F1 2020 does not care much for the heaps of bandwidth offered up by high-speed DDR5. There is no major difference between most of the DDR4 kits and DDR5. Though Kingston’s premium-specced Fury Renegade set does offer a measurable frame rate boost.

Far Cry 6 defaults to the performance hierarchy we saw in a few other tests; Kingston’s fast DDR4 sits above the G.SKILL set – which in turn matches the Corsair DDR5 numbers.

Once again, we see a game that doesn’t really care all too much for the sizeable bandwidth offered up by fast DDR5.

The Division 2 does seem to change that precedence a little. This time, Corsair’s DDR5 takes second-place on our chart, only being roughly matched by the high-speed and tight-latency Kingston DDR4 kit.

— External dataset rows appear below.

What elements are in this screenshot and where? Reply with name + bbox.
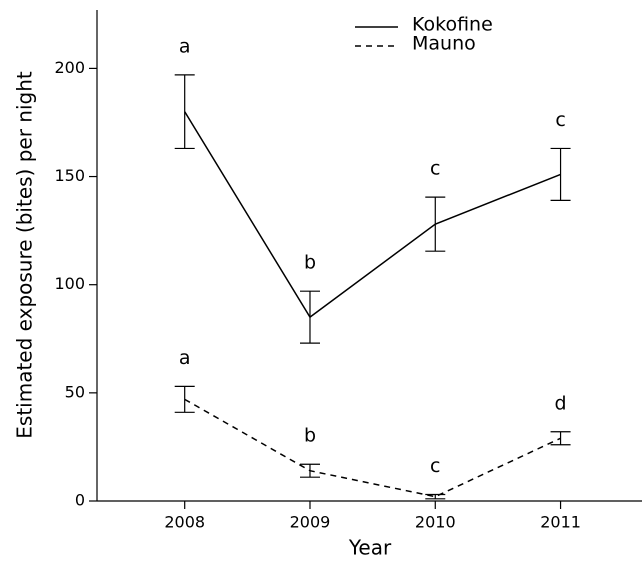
error-bar — [299, 290, 320, 344]
error-bar — [174, 74, 195, 150]
x-tick-label: 2010 — [415, 513, 456, 532]
significance-letter: b — [304, 252, 316, 274]
series-line — [184, 398, 561, 498]
significance-letter: c — [430, 158, 440, 180]
error-bar — [425, 493, 446, 500]
y-axis-label: Estimated exposure (bites) per night — [13, 71, 37, 439]
y-tick-label: 0 — [75, 491, 85, 510]
significance-letter: c — [555, 109, 565, 131]
error-bar — [550, 147, 571, 201]
x-tick-label: 2008 — [164, 513, 205, 532]
x-tick-label: 2011 — [540, 513, 581, 532]
significance-letter: a — [179, 35, 191, 57]
error-bar — [550, 431, 571, 446]
x-tick-label: 2009 — [290, 513, 331, 532]
series-line — [184, 111, 561, 319]
y-tick-label: 200 — [54, 58, 85, 77]
x-axis-label: Year — [348, 536, 392, 560]
error-bar — [425, 196, 446, 252]
significance-letter: c — [430, 455, 440, 477]
legend-label: Kokofine — [412, 14, 493, 36]
significance-letter: d — [555, 392, 567, 414]
error-bar — [174, 385, 195, 413]
error-bar — [299, 463, 320, 478]
y-tick-label: 100 — [54, 274, 85, 293]
legend-label: Mauno — [412, 33, 476, 55]
y-tick-label: 150 — [54, 166, 85, 185]
significance-letter: b — [304, 425, 316, 447]
y-tick-label: 50 — [65, 382, 85, 401]
significance-letter: a — [179, 347, 191, 369]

Shadow of the Tomb Raider is a game that we can always rely on for showing differences in memory performance.

Corsair’s DDR5 takes second spot on our chart and positions itself just below some very high-end DDR4 memory in terms of performance. The FPS boost versus even G.SKILL’s tight 3600MHz DDR4 kit is measurable in favour of DDR5 here.

And Watch Dogs Legion shows similar behaviour to Shadow of the Tomb Raider. But this time, DDR5 roughly matches the top spot on our chart.

At a little over a hundred FPS average, a performance uplift of a few FPS by opting for DDR5 is potentially worth it, especially to those with high refresh rate monitors who want every last frame from their system.